Personal information
- Born: 6 November 1946 Leipzig, Allied-occupied Germany
- Died: 28 June 2026 (aged 79) Leipzig, Germany
- Nationality: German
- Playing position: Goalkeeper

Senior clubs
- Years: Team
- –: SC Leipzig

National team
- Years: Team / Apps
- 1966-1980: East Germany / 168

Medal record
Olympic Games
| Silver medal – second place | 1976 Montreal | Team |
| Bronze medal – third place | 1980 Moscow | Team |
World Championship
| Gold medal – first place | 1971 Netherlands |  |
| Gold medal – first place | 1975 Soviet Union |  |
| Gold medal – first place | 1978 Czechoslovakia |  |

= Hannelore Zober =

East German handball player (1946–2026)

Hannelore Zober (6 November 1946 – 28 June 2026) was an East German handball player who won the IHF World Women's Handball Championship three times. She also competed in the 1976 Summer Olympics and in the 1980 Summer Olympics.

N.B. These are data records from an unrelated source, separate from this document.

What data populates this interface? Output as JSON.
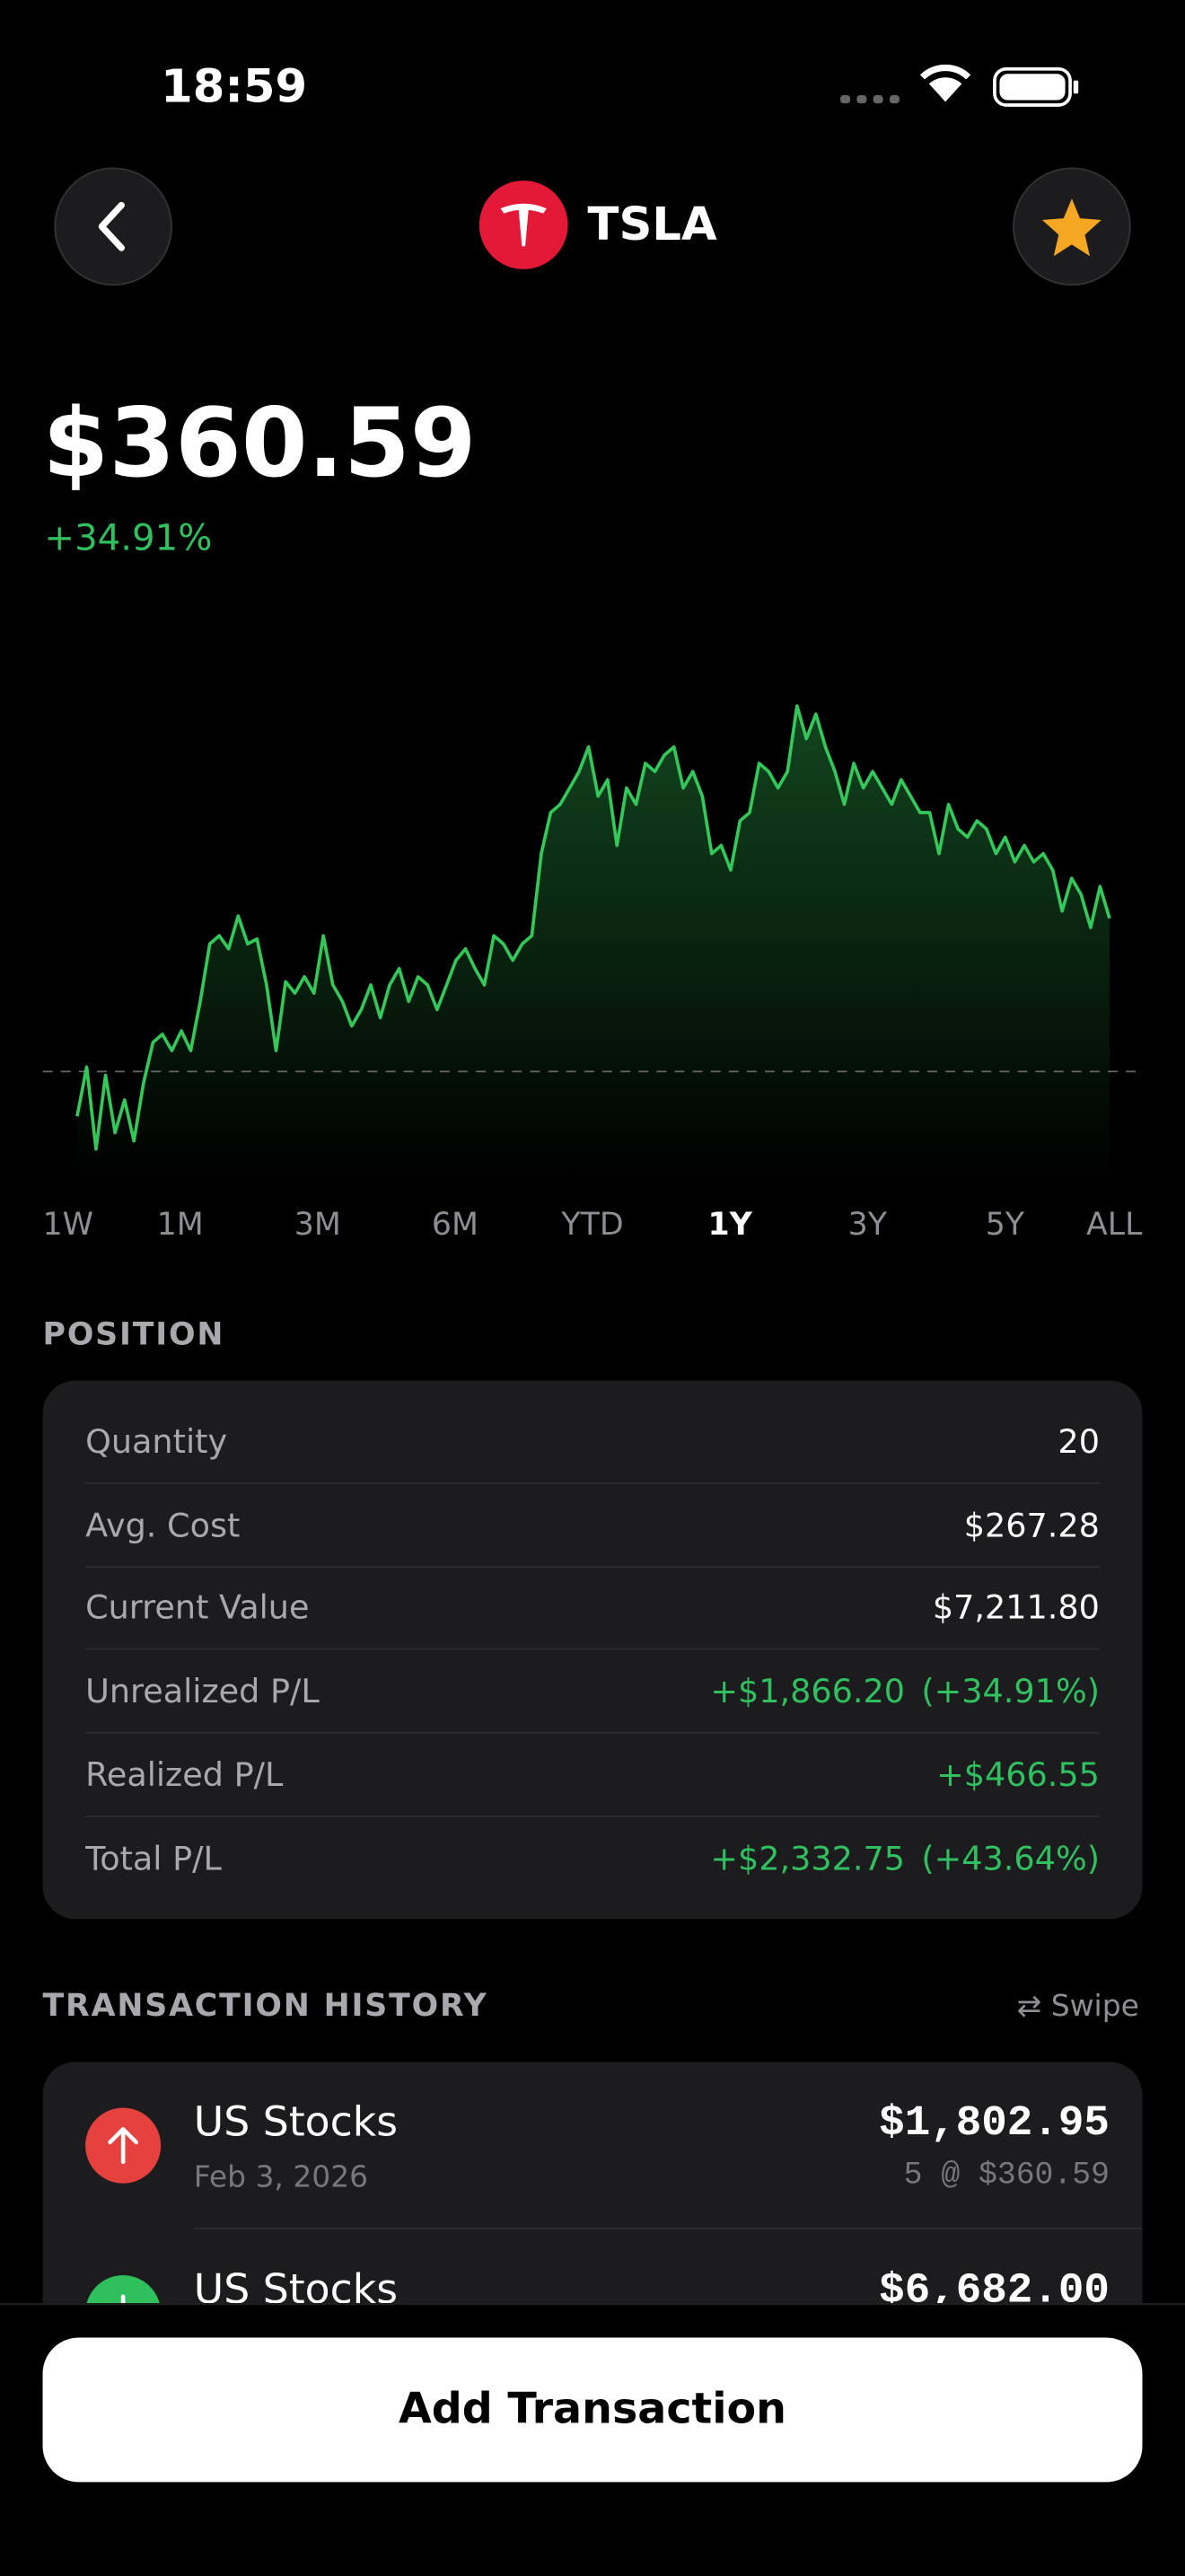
{
  "status": {
    "time": "18:59"
  },
  "header": {
    "symbol": "TSLA"
  },
  "quote": {
    "price": "$360.59",
    "change": "+34.91%"
  },
  "chart_data": {
    "type": "line",
    "color": "#34c759",
    "ylim": [
      200,
      500
    ],
    "baseline": 267.28,
    "values": [
      240,
      270,
      220,
      265,
      230,
      250,
      225,
      260,
      285,
      290,
      280,
      292,
      280,
      310,
      345,
      350,
      342,
      362,
      345,
      348,
      320,
      280,
      322,
      315,
      325,
      315,
      350,
      320,
      310,
      295,
      305,
      320,
      300,
      320,
      330,
      310,
      325,
      320,
      305,
      320,
      335,
      342,
      330,
      320,
      350,
      345,
      335,
      345,
      350,
      400,
      425,
      430,
      440,
      450,
      465,
      435,
      445,
      405,
      440,
      430,
      455,
      450,
      460,
      465,
      440,
      450,
      435,
      400,
      405,
      390,
      420,
      425,
      455,
      450,
      440,
      450,
      490,
      470,
      485,
      465,
      450,
      430,
      455,
      440,
      450,
      440,
      430,
      445,
      435,
      425,
      425,
      400,
      430,
      415,
      410,
      420,
      415,
      400,
      410,
      395,
      405,
      395,
      400,
      390,
      365,
      385,
      375,
      355,
      380,
      360.59
    ]
  },
  "ranges": [
    "1W",
    "1M",
    "3M",
    "6M",
    "YTD",
    "1Y",
    "3Y",
    "5Y",
    "ALL"
  ],
  "selected_range": 5,
  "position": {
    "title": "POSITION",
    "rows": [
      {
        "label": "Quantity",
        "value": "20"
      },
      {
        "label": "Avg. Cost",
        "value": "$267.28"
      },
      {
        "label": "Current Value",
        "value": "$7,211.80"
      },
      {
        "label": "Unrealized P/L",
        "value": "+$1,866.20",
        "extra": "(+34.91%)"
      },
      {
        "label": "Realized P/L",
        "value": "+$466.55"
      },
      {
        "label": "Total P/L",
        "value": "+$2,332.75",
        "extra": "(+43.64%)"
      }
    ]
  },
  "transactions": {
    "title": "TRANSACTION HISTORY",
    "hint": "Swipe",
    "items": [
      {
        "name": "US Stocks",
        "date": "Feb 3, 2026",
        "amount": "$1,802.95",
        "detail": "5 @ $360.59",
        "direction": "sell"
      },
      {
        "name": "US Stocks",
        "amount": "$6,682.00",
        "direction": "buy"
      }
    ]
  },
  "button": "Add Transaction"
}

In 1976 she won the silver medal with the East German team. She played four matches including the final as goalkeeper.

Four years later she won the bronze medal as a member of the East German team. She played all five matches as goalkeeper.

In 1976 and 1979 she was awarded the DDR Patriotic Order of Merit in bronze.

At club level she played for SC Leipzig, where she won the DDR-Championship 10 times and the 1966 and 1974 European Champions Cup.

Zober died on 28 June 2026, at the age of 79.